A knowledge gap in the binding environment for heme exists in the present literature. A high-throughput framework employing UCSF Chimera was constructed to process diverse sets of hemoproteins and output information about their binding pockets: amino acid frequencies and distances from heme, volume, surface area, angles. Data was gathered and predicted from representative and varied datasets for heme-b, heme-c, verdoheme, and siroheme, and their respective hemoproteins. R was used to analyze all data.

The results of this study suggest that binding pockets for hemoproteins have some requirements for binding that may have been overlooked to date. The data and their trends observed in this study demonstrate several phenomena.

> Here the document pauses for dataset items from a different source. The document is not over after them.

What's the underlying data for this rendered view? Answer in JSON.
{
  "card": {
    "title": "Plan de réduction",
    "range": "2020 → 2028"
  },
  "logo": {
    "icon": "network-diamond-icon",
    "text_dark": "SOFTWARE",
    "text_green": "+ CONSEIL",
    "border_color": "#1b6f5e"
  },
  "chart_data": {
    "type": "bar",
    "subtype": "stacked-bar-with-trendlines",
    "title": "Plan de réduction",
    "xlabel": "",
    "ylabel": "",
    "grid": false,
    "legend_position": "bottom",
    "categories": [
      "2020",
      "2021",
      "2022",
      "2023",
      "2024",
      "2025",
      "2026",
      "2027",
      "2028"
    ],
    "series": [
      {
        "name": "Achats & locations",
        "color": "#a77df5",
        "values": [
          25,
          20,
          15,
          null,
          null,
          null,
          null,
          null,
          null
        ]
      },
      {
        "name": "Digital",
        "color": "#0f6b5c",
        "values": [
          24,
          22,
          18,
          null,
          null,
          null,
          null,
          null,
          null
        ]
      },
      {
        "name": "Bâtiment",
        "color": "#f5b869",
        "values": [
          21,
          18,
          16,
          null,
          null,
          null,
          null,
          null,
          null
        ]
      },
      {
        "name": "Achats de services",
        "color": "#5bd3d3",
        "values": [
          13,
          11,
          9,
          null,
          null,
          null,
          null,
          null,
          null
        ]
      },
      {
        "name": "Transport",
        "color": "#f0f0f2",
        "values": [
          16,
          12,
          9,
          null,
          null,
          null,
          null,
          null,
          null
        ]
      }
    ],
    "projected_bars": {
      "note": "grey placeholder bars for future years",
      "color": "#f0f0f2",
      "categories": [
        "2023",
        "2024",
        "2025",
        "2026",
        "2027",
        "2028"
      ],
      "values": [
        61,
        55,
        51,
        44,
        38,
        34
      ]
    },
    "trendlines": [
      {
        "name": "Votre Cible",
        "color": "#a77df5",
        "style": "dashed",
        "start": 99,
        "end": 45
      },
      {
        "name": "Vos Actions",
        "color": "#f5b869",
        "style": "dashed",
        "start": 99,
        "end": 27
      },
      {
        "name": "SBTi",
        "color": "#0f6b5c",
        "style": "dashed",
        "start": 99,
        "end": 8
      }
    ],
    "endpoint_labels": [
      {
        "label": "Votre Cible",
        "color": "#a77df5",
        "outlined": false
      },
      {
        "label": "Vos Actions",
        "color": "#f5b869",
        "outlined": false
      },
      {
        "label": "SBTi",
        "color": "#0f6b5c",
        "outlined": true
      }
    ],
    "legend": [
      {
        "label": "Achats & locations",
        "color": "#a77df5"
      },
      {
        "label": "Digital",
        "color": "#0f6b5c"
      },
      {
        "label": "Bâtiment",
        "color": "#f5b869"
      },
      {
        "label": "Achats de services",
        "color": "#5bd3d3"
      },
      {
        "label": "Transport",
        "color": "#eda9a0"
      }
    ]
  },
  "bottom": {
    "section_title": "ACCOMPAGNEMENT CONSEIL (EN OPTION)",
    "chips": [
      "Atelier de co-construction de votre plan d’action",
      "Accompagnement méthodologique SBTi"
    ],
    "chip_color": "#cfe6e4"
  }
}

First, the heme binding environments for heme-b, heme-c, and verdoheme contain high populations of nonpolar amino acids, suggesting nonpolar interactions may be of greater importance than previously thought to providing the necessary interactions to bind heme. The binding environment for siroheme, by contrast, is shown to be extremely enriched with polar amino acids, which is not very surprising; but this binding environment also still contains many nonpolar amino acids, reinforcing the idea that the polar interactions for all heme molecules, while necessary, may be insufficient for heme binding.

Second, most of the volume data for the binding pockets of all heme molecules centers around a value of 1200 A³. Surface areas of heme-b and verdoheme binding pockets are similar, approximately 10000 A², the surface area for heme-c is less, approximately 7500 A², and for siroheme is approximately 21000 A². These values may be useful in the design of artifical metalloenzymes.

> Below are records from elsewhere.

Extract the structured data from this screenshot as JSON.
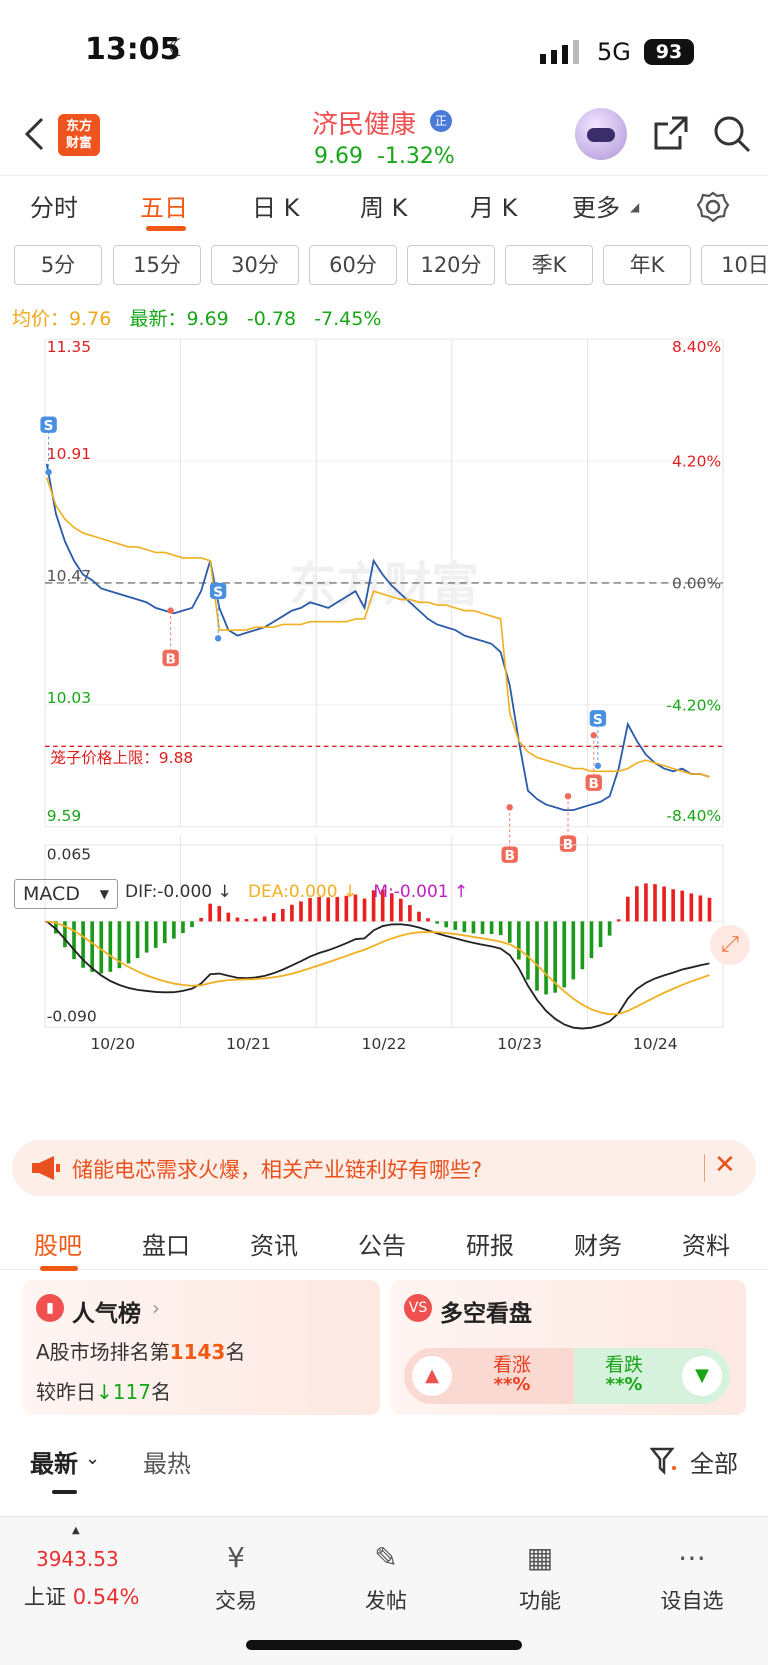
{
  "status_bar": {
    "time": "13:05",
    "network": "5G",
    "battery": "93"
  },
  "header": {
    "logo_line1": "东方",
    "logo_line2": "财富",
    "stock_name": "济民健康",
    "badge": "正",
    "price": "9.69",
    "change_pct": "-1.32%"
  },
  "period_tabs": [
    "分时",
    "五日",
    "日 K",
    "周 K",
    "月 K",
    "更多"
  ],
  "active_period": "五日",
  "kline_options": [
    "5分",
    "15分",
    "30分",
    "60分",
    "120分",
    "季K",
    "年K",
    "10日"
  ],
  "indicator": {
    "avg_label": "均价：",
    "avg_value": "9.76",
    "latest_label": "最新：",
    "latest_value": "9.69",
    "latest_change": "-0.78",
    "latest_pct": "-7.45%"
  },
  "chart_data": [
    {
      "type": "line",
      "y_labels_left": [
        "11.35",
        "10.91",
        "10.47",
        "10.03",
        "9.88",
        "9.59"
      ],
      "y_labels_right": [
        "8.40%",
        "4.20%",
        "0.00%",
        "-4.20%",
        "-8.40%"
      ],
      "x_labels": [
        "10/20",
        "10/21",
        "10/22",
        "10/23",
        "10/24"
      ],
      "ylim": [
        9.59,
        11.35
      ],
      "reference_line": {
        "label": "笼子价格上限：",
        "value": "9.88"
      },
      "prev_close": 10.47,
      "watermark": "东方财富",
      "series": [
        {
          "name": "price",
          "color": "#2a5caa",
          "values": [
            10.9,
            10.72,
            10.62,
            10.55,
            10.5,
            10.48,
            10.45,
            10.44,
            10.43,
            10.42,
            10.41,
            10.4,
            10.38,
            10.37,
            10.36,
            10.37,
            10.38,
            10.44,
            10.55,
            10.38,
            10.3,
            10.28,
            10.29,
            10.3,
            10.31,
            10.33,
            10.35,
            10.37,
            10.38,
            10.4,
            10.39,
            10.38,
            10.4,
            10.42,
            10.44,
            10.38,
            10.55,
            10.5,
            10.46,
            10.43,
            10.4,
            10.37,
            10.34,
            10.32,
            10.31,
            10.3,
            10.28,
            10.27,
            10.26,
            10.25,
            10.22,
            10.1,
            9.9,
            9.72,
            9.69,
            9.67,
            9.66,
            9.65,
            9.65,
            9.66,
            9.67,
            9.68,
            9.7,
            9.8,
            9.96,
            9.9,
            9.85,
            9.82,
            9.8,
            9.79,
            9.8,
            9.78,
            9.78,
            9.77
          ]
        },
        {
          "name": "avg",
          "color": "#f0b020",
          "values": [
            10.85,
            10.75,
            10.7,
            10.67,
            10.65,
            10.64,
            10.63,
            10.62,
            10.61,
            10.6,
            10.6,
            10.59,
            10.58,
            10.58,
            10.57,
            10.56,
            10.56,
            10.56,
            10.55,
            10.3,
            10.3,
            10.3,
            10.3,
            10.31,
            10.31,
            10.31,
            10.32,
            10.32,
            10.32,
            10.33,
            10.33,
            10.33,
            10.33,
            10.33,
            10.34,
            10.34,
            10.44,
            10.43,
            10.42,
            10.41,
            10.41,
            10.4,
            10.4,
            10.39,
            10.39,
            10.38,
            10.37,
            10.37,
            10.36,
            10.35,
            10.34,
            10.0,
            9.9,
            9.86,
            9.84,
            9.83,
            9.82,
            9.81,
            9.8,
            9.8,
            9.79,
            9.79,
            9.79,
            9.79,
            9.8,
            9.82,
            9.83,
            9.82,
            9.81,
            9.8,
            9.79,
            9.78,
            9.78,
            9.77
          ]
        }
      ],
      "trade_marks": [
        {
          "label": "S",
          "day": 0,
          "value": 10.87
        },
        {
          "label": "B",
          "day": 0.9,
          "value": 10.37
        },
        {
          "label": "S",
          "day": 1.25,
          "value": 10.27
        },
        {
          "label": "B",
          "day": 3.4,
          "value": 9.66
        },
        {
          "label": "B",
          "day": 3.83,
          "value": 9.7
        },
        {
          "label": "B",
          "day": 4.02,
          "value": 9.92
        },
        {
          "label": "S",
          "day": 4.05,
          "value": 9.81
        }
      ]
    },
    {
      "type": "bar",
      "title": "MACD",
      "dif_label": "DIF:-0.000",
      "dea_label": "DEA:0.000",
      "m_label": "M:-0.001",
      "ylim": [
        -0.09,
        0.065
      ],
      "y_labels": [
        "0.065",
        "-0.090"
      ]
    }
  ],
  "macd_colors": {
    "dif": "#222222",
    "dea": "#f0b020",
    "m": "#c020c0",
    "up": "#e82020",
    "down": "#1a9a1a"
  },
  "banner": {
    "text": "储能电芯需求火爆，相关产业链利好有哪些?"
  },
  "content_tabs": [
    "股吧",
    "盘口",
    "资讯",
    "公告",
    "研报",
    "财务",
    "资料"
  ],
  "active_content_tab": "股吧",
  "popularity": {
    "title": "人气榜",
    "rank_prefix": "A股市场排名第",
    "rank_value": "1143",
    "rank_suffix": "名",
    "change_prefix": "较昨日",
    "change_value": "117",
    "change_suffix": "名"
  },
  "sentiment": {
    "title": "多空看盘",
    "up_label": "看涨",
    "up_value": "**%",
    "down_label": "看跌",
    "down_value": "**%"
  },
  "sort": {
    "latest": "最新",
    "hot": "最热",
    "filter": "全部"
  },
  "bottom_nav": {
    "index_value": "3943.53",
    "index_name": "上证",
    "index_pct": "0.54%",
    "items": [
      "交易",
      "发帖",
      "功能",
      "设自选"
    ]
  }
}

Additionally, the seeming conservation of the volume size but the variety in pocket surface areas demonstrates that while the heme molecules may be of similar size and, besides attached groups, similar structure, the attached groups will significantly affect what interactions occur in the binding pockets, and therefore the shape and exposure to solvent in the binding pockets. Siroheme is strongly polar and its binding pocket has a large surface area and is therefore highly solvent exposed, as compared to heme-b which has more nonpolar groups that must be buried and therefore requiring a smaller surface area.

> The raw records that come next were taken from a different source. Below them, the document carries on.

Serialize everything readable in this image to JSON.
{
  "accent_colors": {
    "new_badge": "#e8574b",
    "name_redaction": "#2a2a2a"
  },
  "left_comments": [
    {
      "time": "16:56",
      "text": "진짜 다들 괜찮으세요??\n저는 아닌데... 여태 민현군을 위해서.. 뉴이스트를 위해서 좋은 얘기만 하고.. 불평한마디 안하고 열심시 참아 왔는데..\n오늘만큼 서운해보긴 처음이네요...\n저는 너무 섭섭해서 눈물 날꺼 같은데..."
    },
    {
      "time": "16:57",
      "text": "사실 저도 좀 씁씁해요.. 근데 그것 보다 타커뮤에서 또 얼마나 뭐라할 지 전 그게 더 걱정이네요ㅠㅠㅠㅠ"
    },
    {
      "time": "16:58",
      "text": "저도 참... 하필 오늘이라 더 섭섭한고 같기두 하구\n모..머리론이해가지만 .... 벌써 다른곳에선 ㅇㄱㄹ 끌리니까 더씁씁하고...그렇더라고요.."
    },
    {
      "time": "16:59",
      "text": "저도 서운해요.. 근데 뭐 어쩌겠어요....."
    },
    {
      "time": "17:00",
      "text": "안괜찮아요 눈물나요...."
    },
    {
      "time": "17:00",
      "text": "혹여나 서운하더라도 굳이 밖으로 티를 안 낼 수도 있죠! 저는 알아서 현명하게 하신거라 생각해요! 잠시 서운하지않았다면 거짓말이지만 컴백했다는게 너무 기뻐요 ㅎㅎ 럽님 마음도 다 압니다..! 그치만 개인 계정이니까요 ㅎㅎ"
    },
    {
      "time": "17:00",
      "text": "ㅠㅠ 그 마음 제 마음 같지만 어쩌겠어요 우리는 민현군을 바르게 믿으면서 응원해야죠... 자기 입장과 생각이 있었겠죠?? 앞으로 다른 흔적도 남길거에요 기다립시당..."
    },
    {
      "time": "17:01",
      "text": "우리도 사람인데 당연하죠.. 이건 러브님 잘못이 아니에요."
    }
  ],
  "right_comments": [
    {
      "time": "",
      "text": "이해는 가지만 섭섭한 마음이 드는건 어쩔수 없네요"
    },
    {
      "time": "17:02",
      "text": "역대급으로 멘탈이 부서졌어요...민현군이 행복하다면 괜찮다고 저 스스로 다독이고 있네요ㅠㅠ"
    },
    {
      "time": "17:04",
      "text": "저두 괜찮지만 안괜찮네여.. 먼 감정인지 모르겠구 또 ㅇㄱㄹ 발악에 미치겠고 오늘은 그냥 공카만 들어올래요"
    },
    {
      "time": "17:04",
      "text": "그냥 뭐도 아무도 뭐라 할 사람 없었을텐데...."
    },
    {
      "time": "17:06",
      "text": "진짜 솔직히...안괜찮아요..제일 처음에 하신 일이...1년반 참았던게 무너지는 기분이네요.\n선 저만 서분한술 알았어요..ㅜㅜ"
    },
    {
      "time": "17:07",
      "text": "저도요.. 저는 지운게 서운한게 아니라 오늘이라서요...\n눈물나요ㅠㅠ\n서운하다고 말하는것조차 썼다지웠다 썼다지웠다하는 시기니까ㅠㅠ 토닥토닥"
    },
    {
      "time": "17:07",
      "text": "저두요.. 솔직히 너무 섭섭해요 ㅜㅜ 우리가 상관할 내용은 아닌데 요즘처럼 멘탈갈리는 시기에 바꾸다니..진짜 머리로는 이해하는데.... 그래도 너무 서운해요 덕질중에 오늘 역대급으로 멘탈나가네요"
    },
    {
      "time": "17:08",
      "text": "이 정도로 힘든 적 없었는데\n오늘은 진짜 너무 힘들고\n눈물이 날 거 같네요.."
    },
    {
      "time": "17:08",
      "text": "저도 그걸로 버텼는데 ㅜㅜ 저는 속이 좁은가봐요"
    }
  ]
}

Finally, angular data were generated; but the phenomena observed, such as some residues having tight ranges of angles in relation to heme or the heme iron, cannot be interpreted as useful results, except perhaps for some protein engineering efforts that may have interest in the range or distribution of possible angles for a specific residue.

These results may be useful for the rational design of hemoproteins, with the importance of nonpolar interactions in particular likely of great interest. The framework constructed for this study can be applied to any list of PDBs and their respective ligands, thereby facilitating similar research for other proteins.